Mitarbeiterschulungen sind ihre erste Verteidigungslinie. Obwohl einige Spoofing-Angriffe extrem schwer zu erkennen sind, so lassen sich viele doch einfach aufdecken, und mit den richtigen Schulungen zur Sensibilisierung können Ihre Angestellten zur Lösung beitragen. Das Einrichten klarer Verfahrensrichtlinien wie z. B. für Überweisungen, hilft ebenfalls, die Risiken von Business Email Compromise und vergleichbaren Spear-Phishing-Angriffen einzudämmen. Um „Close Cousin“-Angriffe zu vermeiden, kaufen einige Unternehmen bewusst ähnlich klingende Domainnamen. Das hat den zusätzlichen Vorteil, dass das Risiko der Markenrechtsverletzungen reduziert wird.

Fortschrittliche E-Mail-Sicherheitslösungen können eingehende E-Mails darüber hinaus auch schnell auf Anzeichen von Spoofing analysieren.
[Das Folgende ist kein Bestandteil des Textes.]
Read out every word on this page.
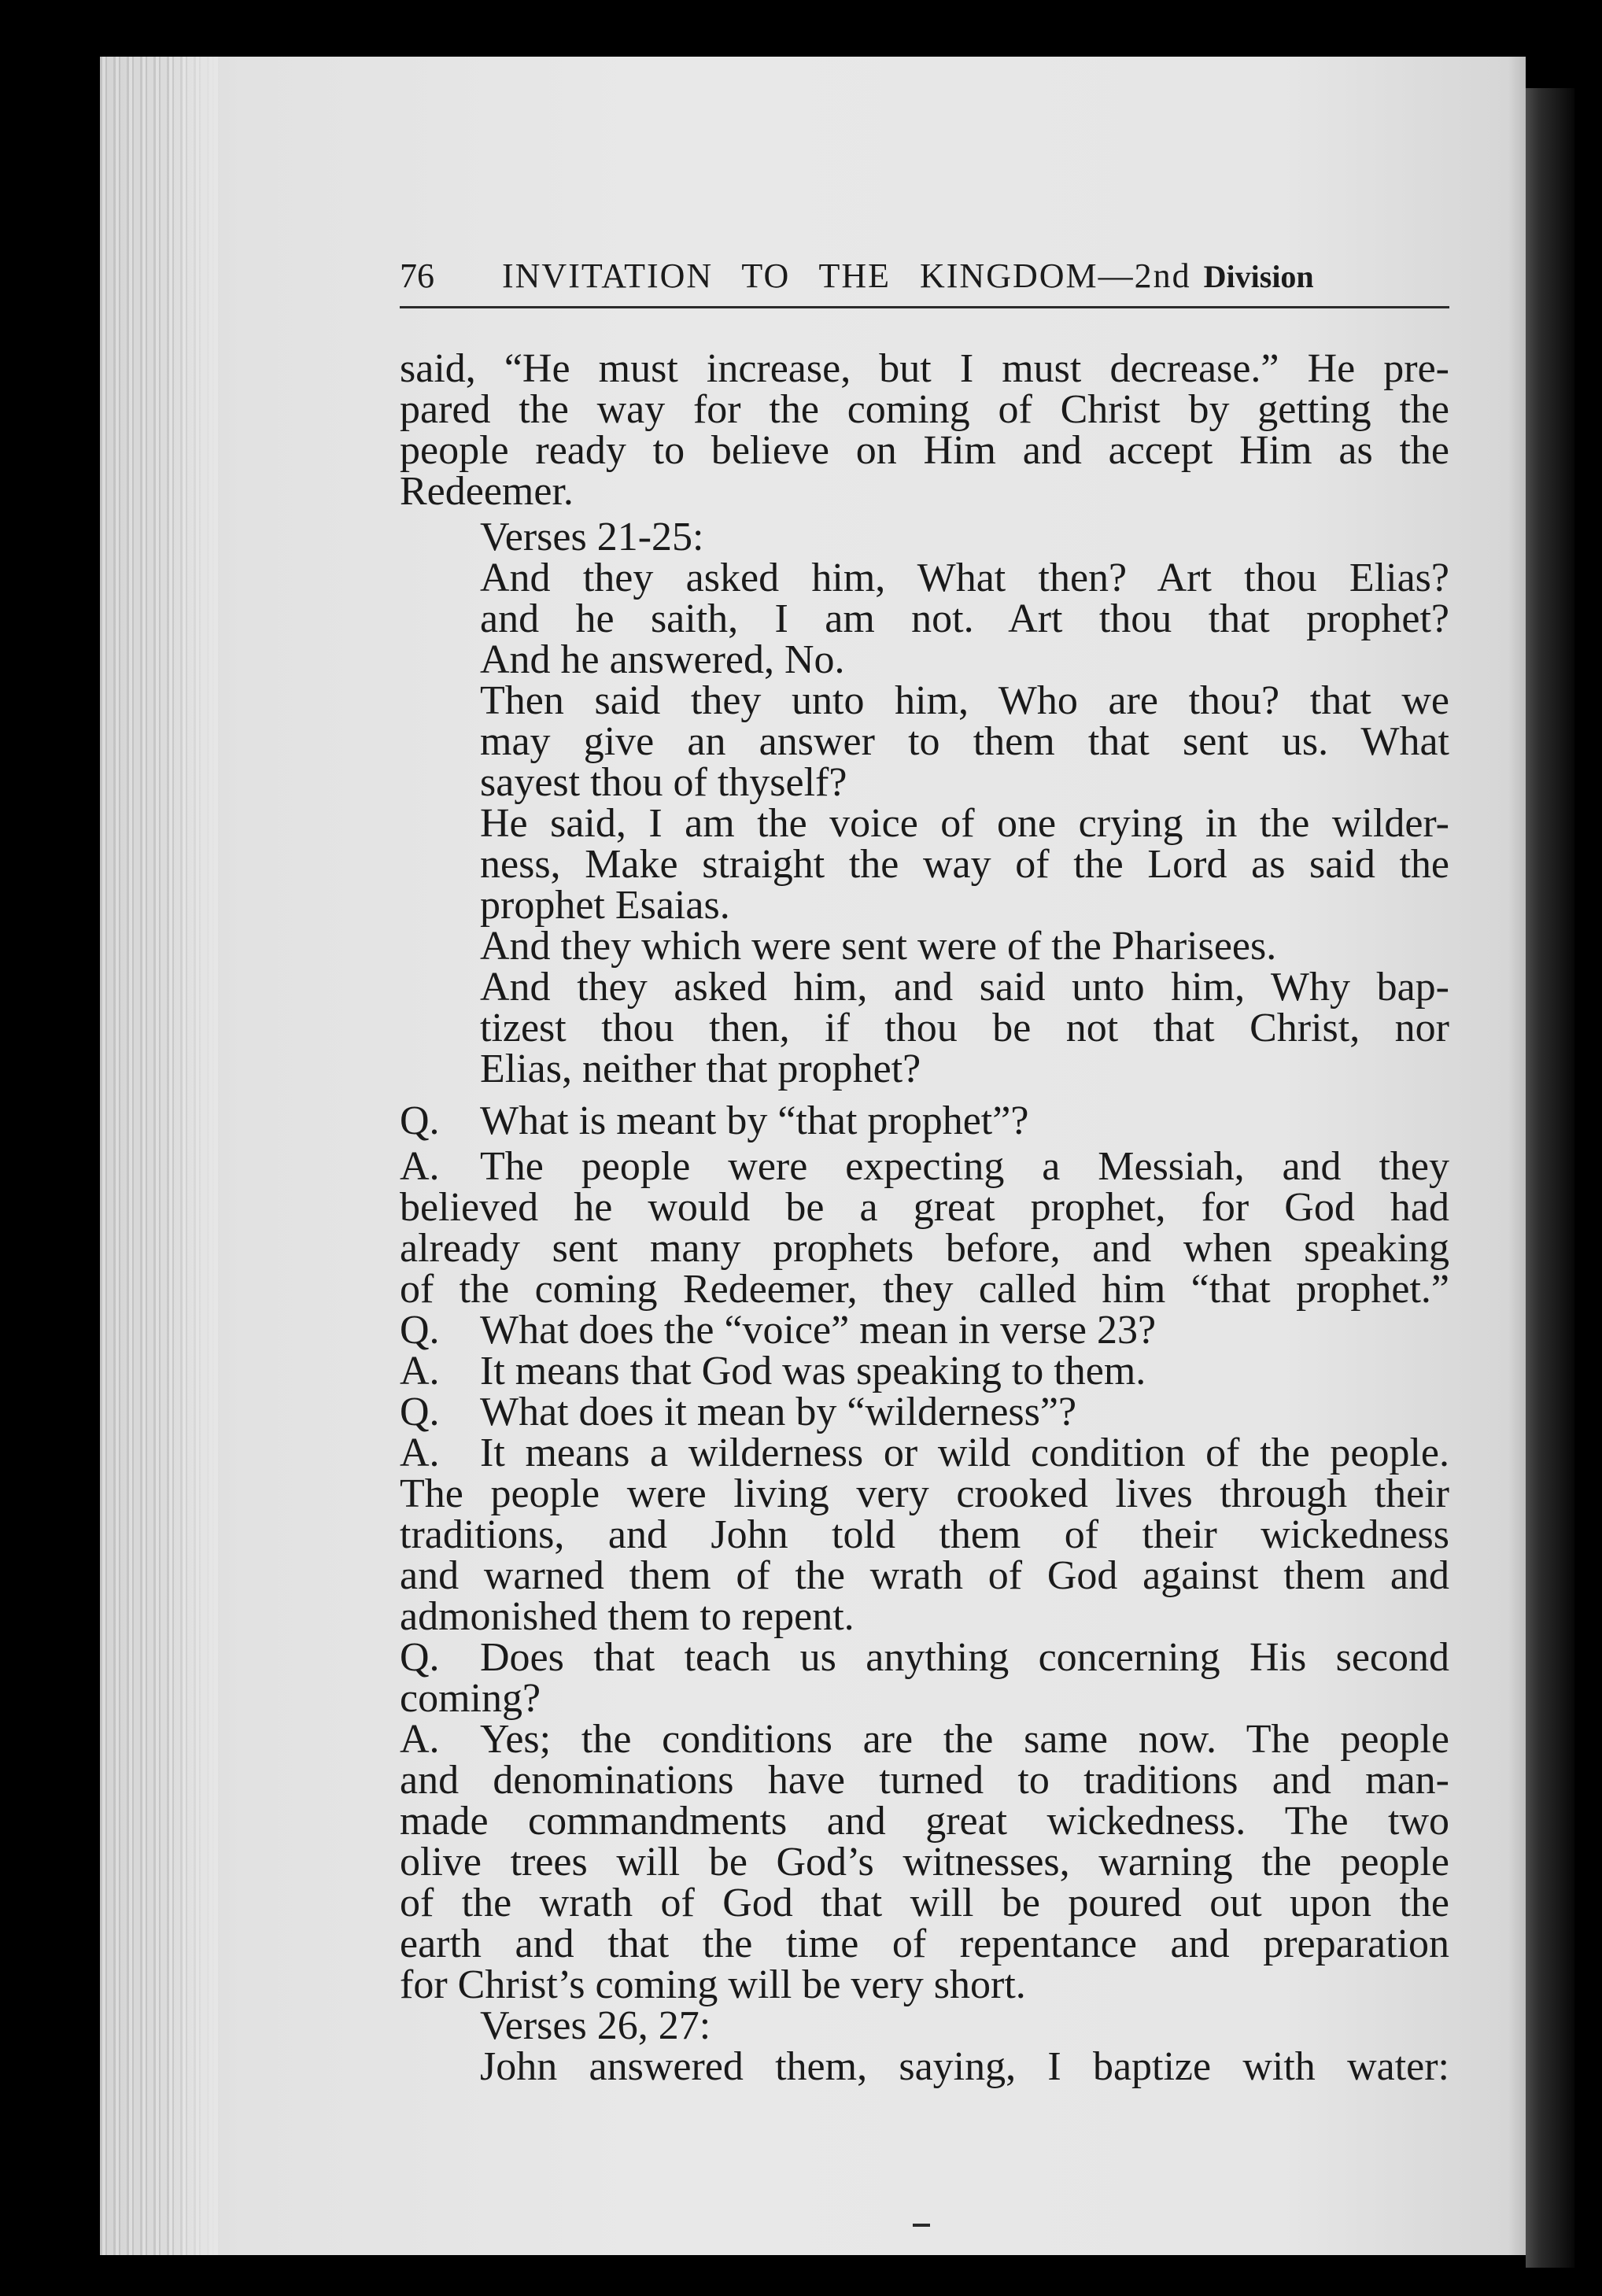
76 INVITATION TO THE KINGDOM—2nd Division
said, “He must increase, but I must decrease.” He pre-
pared the way for the coming of Christ by getting the
people ready to believe on Him and accept Him as the
Redeemer.
Verses 21-25:
And they asked him, What then? Art thou Elias?
and he saith, I am not. Art thou that prophet?
And he answered, No.
Then said they unto him, Who are thou? that we
may give an answer to them that sent us. What
sayest thou of thyself?
He said, I am the voice of one crying in the wilder-
ness, Make straight the way of the Lord as said the
prophet Esaias.
And they which were sent were of the Pharisees.
And they asked him, and said unto him, Why bap-
tizest thou then, if thou be not that Christ, nor
Elias, neither that prophet?
Q. What is meant by “that prophet”?
A. The people were expecting a Messiah, and they
believed he would be a great prophet, for God had
already sent many prophets before, and when speaking
of the coming Redeemer, they called him “that prophet.”
Q. What does the “voice” mean in verse 23?
A. It means that God was speaking to them.
Q. What does it mean by “wilderness”?
A. It means a wilderness or wild condition of the people.
The people were living very crooked lives through their
traditions, and John told them of their wickedness
and warned them of the wrath of God against them and
admonished them to repent.
Q. Does that teach us anything concerning His second
coming?
A. Yes; the conditions are the same now. The people
and denominations have turned to traditions and man-
made commandments and great wickedness. The two
olive trees will be God’s witnesses, warning the people
of the wrath of God that will be poured out upon the
earth and that the time of repentance and preparation
for Christ’s coming will be very short.
Verses 26, 27:
John answered them, saying, I baptize with water:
Zum Beispiel kann Vade Secure für Office 365 eine E-Mail untersuchen und herausfinden, ob Displayname und E-Mailadresse mit dem Unternehmen übereinstimmen. Es fügt auch eine SPF-ähnliche Schicht zum E-Mail-Filterungsprozess hinzu, die die unautorisierte Verwendung von Domainnamen und Close Cousins erkennt. Um Spear-Phishing zu erkennen, sucht die Lösung sucht nach verdächtigen Unstimmigkeiten in E-Mailstrukturen und Handlungsaufforderungen innerhalb des E-Mail-Inhalts (wie z. B. zu Überweisungen, Anfragen nach Geschenkgutscheinen, dringende Angelegenheiten usw.). Wird Spear-Phishing vermutet, wird ein anpassbares Warn-Banner in die E-Mail eingefügt, das auf einen vermuteten Spoofing-Versuch aufmerksam macht.